You have many limitations here. Players are not the exact same with the only difference being race. So some are truly going to be more athletic or ugly.

In addition, you do not know the posters race (I would imagine), which could influence the comments.

Also, what if a poster comments on multiple players? How would you handle those comments?

Also, are some posts a part of the same thread? If so, prior posts may influence that posters responses, so it is not independent.

I understand what you are trying to do, but if you plan to do anything with these data or want to interpret them, you absolutely cannot given a goodness of fit test.

#### jackson3000

##### New Member
Just curious what this is for?

You have many limitations here.

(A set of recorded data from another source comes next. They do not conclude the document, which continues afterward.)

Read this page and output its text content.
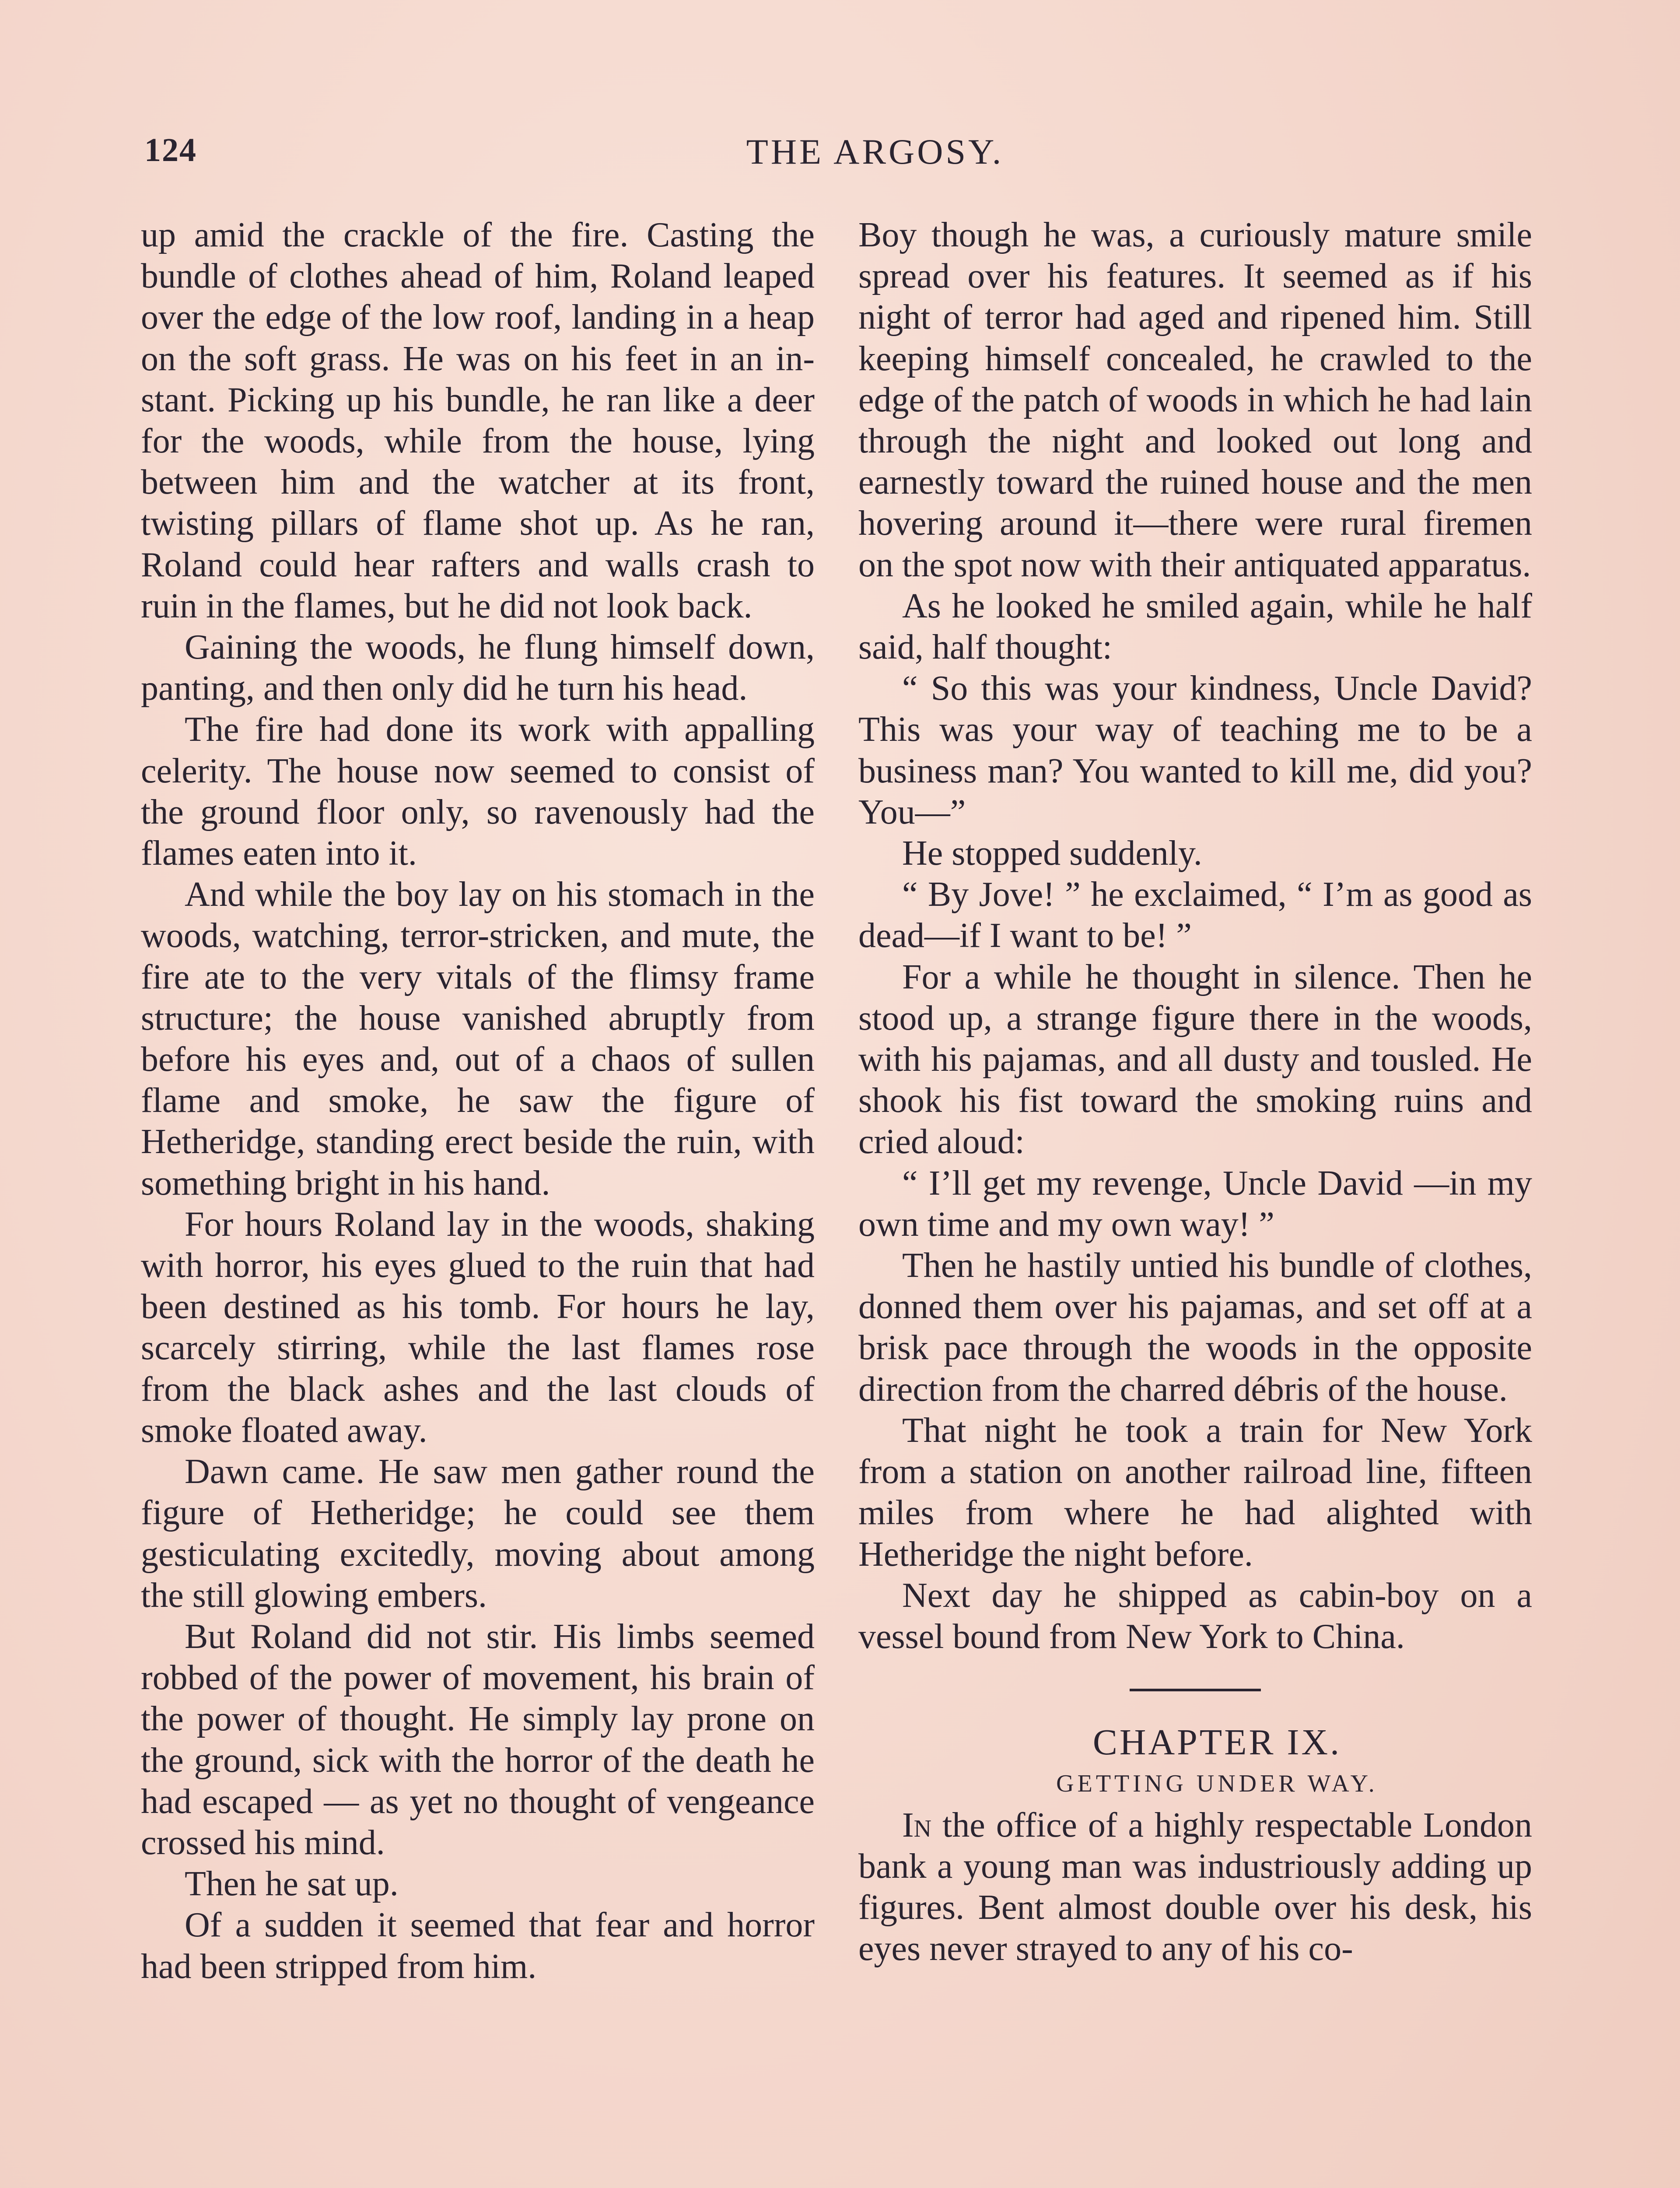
124	THE ARGOSY.

up amid the crackle of the fire. Casting the bundle of clothes ahead of him, Roland leaped over the edge of the low roof, landing in a heap on the soft grass. He was on his feet in an instant. Picking up his bundle, he ran like a deer for the woods, while from the house, lying between him and the watcher at its front, twisting pillars of flame shot up. As he ran, Roland could hear rafters and walls crash to ruin in the flames, but he did not look back.

Gaining the woods, he flung himself down, panting, and then only did he turn his head.

The fire had done its work with appalling celerity. The house now seemed to consist of the ground floor only, so ravenously had the flames eaten into it.

And while the boy lay on his stomach in the woods, watching, terror-stricken, and mute, the fire ate to the very vitals of the flimsy frame structure; the house vanished abruptly from before his eyes and, out of a chaos of sullen flame and smoke, he saw the figure of Hetheridge, standing erect beside the ruin, with something bright in his hand.

For hours Roland lay in the woods, shaking with horror, his eyes glued to the ruin that had been destined as his tomb. For hours he lay, scarcely stirring, while the last flames rose from the black ashes and the last clouds of smoke floated away.

Dawn came. He saw men gather round the figure of Hetheridge; he could see them gesticulating excitedly, moving about among the still glowing embers.

But Roland did not stir. His limbs seemed robbed of the power of movement, his brain of the power of thought. He simply lay prone on the ground, sick with the horror of the death he had escaped — as yet no thought of vengeance crossed his mind.

Then he sat up.

Of a sudden it seemed that fear and horror had been stripped from him.

Boy though he was, a curiously mature smile spread over his features. It seemed as if his night of terror had aged and ripened him. Still keeping himself concealed, he crawled to the edge of the patch of woods in which he had lain through the night and looked out long and earnestly toward the ruined house and the men hovering around it—there were rural firemen on the spot now with their antiquated apparatus.

As he looked he smiled again, while he half said, half thought:

“ So this was your kindness, Uncle David? This was your way of teaching me to be a business man? You wanted to kill me, did you? You—”

He stopped suddenly.

“ By Jove! ” he exclaimed, “ I’m as good as dead—if I want to be! ”

For a while he thought in silence. Then he stood up, a strange figure there in the woods, with his pajamas, and all dusty and tousled. He shook his fist toward the smoking ruins and cried aloud:

“ I’ll get my revenge, Uncle David —in my own time and my own way! ”

Then he hastily untied his bundle of clothes, donned them over his pajamas, and set off at a brisk pace through the woods in the opposite direction from the charred débris of the house.

That night he took a train for New York from a station on another railroad line, fifteen miles from where he had alighted with Hetheridge the night before.

Next day he shipped as cabin-boy on a vessel bound from New York to China.

CHAPTER IX.

GETTING UNDER WAY.

In the office of a highly respectable London bank a young man was industriously adding up figures. Bent almost double over his desk, his eyes never strayed to any of his co-
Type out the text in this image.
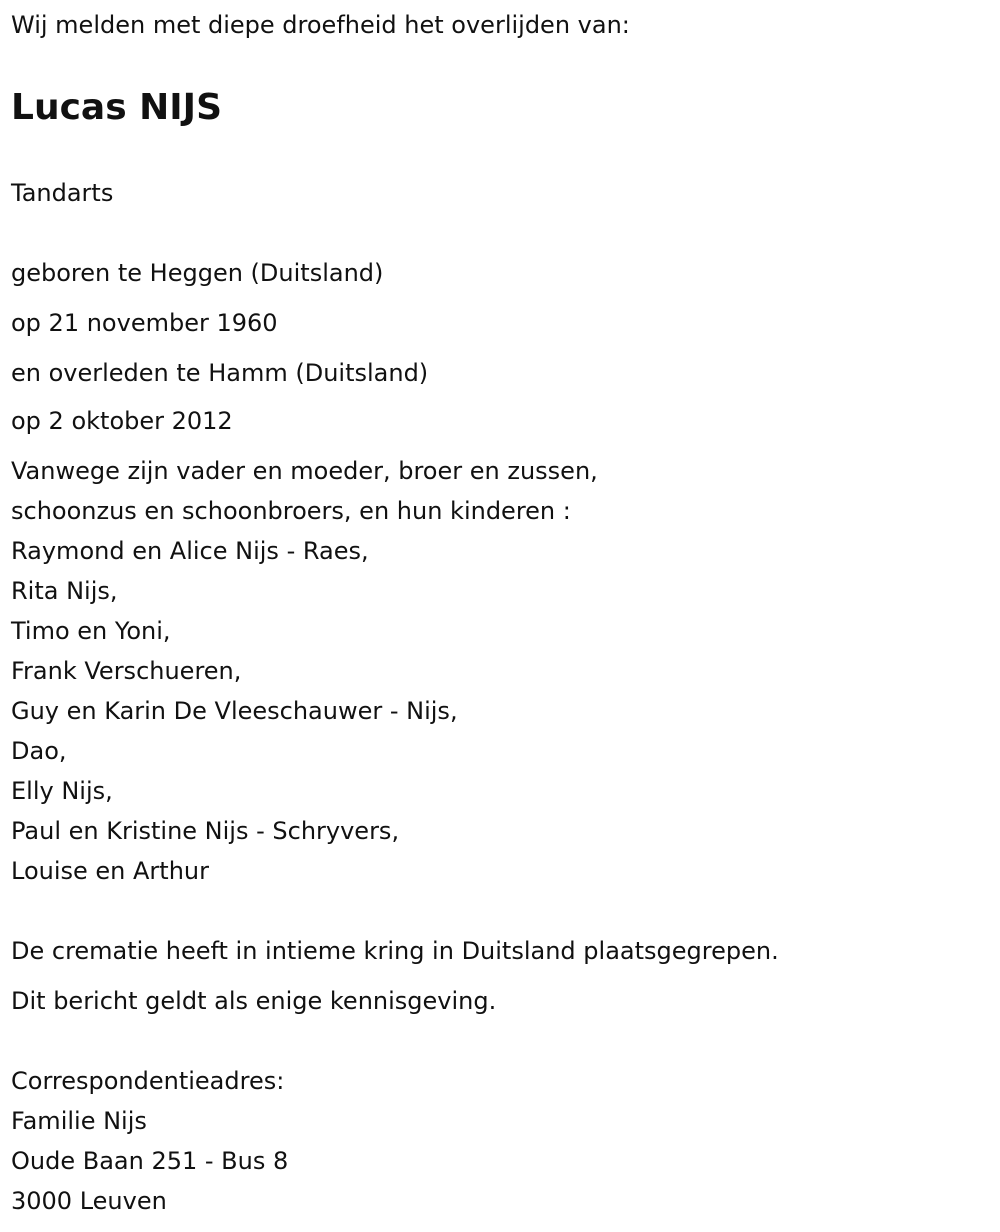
Wij melden met diepe droefheid het overlijden van:
Lucas NIJS
Tandarts
geboren te Heggen (Duitsland)
op 21 november 1960
en overleden te Hamm (Duitsland)
op 2 oktober 2012
Vanwege zijn vader en moeder, broer en zussen,
schoonzus en schoonbroers, en hun kinderen :
Raymond en Alice Nijs - Raes,
Rita Nijs,
Timo en Yoni,
Frank Verschueren,
Guy en Karin De Vleeschauwer - Nijs,
Dao,
Elly Nijs,
Paul en Kristine Nijs - Schryvers,
Louise en Arthur
De crematie heeft in intieme kring in Duitsland plaatsgegrepen.
Dit bericht geldt als enige kennisgeving.
Correspondentieadres:
Familie Nijs
Oude Baan 251 - Bus 8
3000 Leuven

Players are not the exact same with the only difference being race. So some are truly going to be more athletic or ugly.

In addition, you do not know the posters race (I would imagine), which could influence the comments.

Also, what if a poster comments on multiple players? How would you handle those comments?

Also, are some posts a part of the same thread? If so, prior posts may influence that posters responses, so it is not independent.

I understand what you are trying to do, but if you plan to do anything with these data or want to interpret them, you absolutely cannot given a goodness of fit test.
This is for a research project. If you can provide your email address, I would be happy to send you with the full 10,000 research report if you would like. I always welcome feedback on my work. Also, thank you for pointing out these limitations. Now, notwithstanding the limitations mentioned, I would like to go back to my basic question. I have expected frequencies and observed frequencies for two groups. My expected frequencies are 6.3 for group 1 and 2.7 for group 2. My observed frequencies are 2 for group one and 7 for group 2. If I were to run the chi-square test of goodness-of-fit with this data, I would be violating the rule that no more than 20% of expected frequencies can be less than five. Is there an alternative to the chi-square goodness-of-fit test to use in this case?